Saxophonist Kenny Garrett, one of the most important and distinctive voices of his generation as both a player and composer, brings his innovative sound to Davie on Saturday in a concert for South Florida Jazz.

Garret will appear in an acoustic setting at Nova Southeastern University’s Miniaci Performing Arts Center with a quintet featuring Vernell Brown on piano, Corcoran Holt on bass, McClenty Hunter on drums and Rudy Bird on percussion.

Born in Detroit, Garrett, 53, learned jazz tradition on stage. He was 18 and fresh out of high school when he joined the Duke Ellington Orchestra, then led by Duke’s son Mercer. Garrett stayed with the band for 3 1/2 years, and he was on his way.
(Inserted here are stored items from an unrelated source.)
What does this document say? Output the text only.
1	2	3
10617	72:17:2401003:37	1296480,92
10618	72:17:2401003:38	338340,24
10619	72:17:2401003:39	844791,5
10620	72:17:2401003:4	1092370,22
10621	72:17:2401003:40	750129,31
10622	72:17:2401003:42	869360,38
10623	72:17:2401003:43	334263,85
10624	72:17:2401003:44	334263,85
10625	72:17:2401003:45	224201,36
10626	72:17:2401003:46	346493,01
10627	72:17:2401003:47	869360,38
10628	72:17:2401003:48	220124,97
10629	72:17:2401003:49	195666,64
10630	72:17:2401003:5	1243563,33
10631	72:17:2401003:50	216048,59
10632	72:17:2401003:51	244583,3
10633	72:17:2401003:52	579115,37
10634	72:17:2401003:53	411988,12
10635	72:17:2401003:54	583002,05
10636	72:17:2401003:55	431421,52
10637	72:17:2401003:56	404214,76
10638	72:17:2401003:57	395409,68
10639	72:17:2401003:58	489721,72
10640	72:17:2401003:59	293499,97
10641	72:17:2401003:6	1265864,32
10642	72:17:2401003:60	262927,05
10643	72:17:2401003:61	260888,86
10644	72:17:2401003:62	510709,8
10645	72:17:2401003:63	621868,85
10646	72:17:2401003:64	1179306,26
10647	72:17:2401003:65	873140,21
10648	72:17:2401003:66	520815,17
His career has included stints with top ensembles such as the Mel Lewis Orchestra and John McLaughlin’s Grammy-winning Five Peace Band and as a sideman for Art Blakey, McCoy Tyner and other major artists, most notably Miles Davis (for five years) and most recently Chick Corea.

His latest album, Pushing the World Away, his 17th as a leader, has been nominated for a Grammy in the Best Jazz Instrumental Album category.

The title, he explains in the notes on his Web page, has to do with the fact that “to record an album requires a lot of preparation and to conceptualize the music I had to push away to receive the blessings and gifts from these songs.”

On both the alto and soprano sax, Garrett has a full, rich sound and a highly melodic, storytelling approach. Pushing the World Away, often suggests a followup to the previous Seeds From the Underground, another varied collection of original compositions, in which Garrett paid tribute to artists who inspired him, including tracks such as JMac, for saxophonist Jackie McLean, and Haynes Here for drummer Roy Haynes.

In Pushing the World Away, Garrett celebrates Sonny Rollins (J’ouvert), Cuban pianist Chucho Valdes (Chucho’s Mambo), Chick Corea (Hey, Chick) and pianist Donald Brown (Brother Brown), among others. The title track, which features Garrett on soprano sax and includes chanting, suggests an homage to saxophonist John Coltrane from his My Favorite Things days.

“I wasn’t thinking of continuing the tribute idea like I had on Seeds … and before that on Songbook [1997],” Garrett said in a recent interview. “I was just writing.”

His approach is a testament to Garrett’s versatility and broad, lived-in understanding of the many styles of jazz, be it straight ahead post-bop, Latin jazz or electric jazz-rock fusion.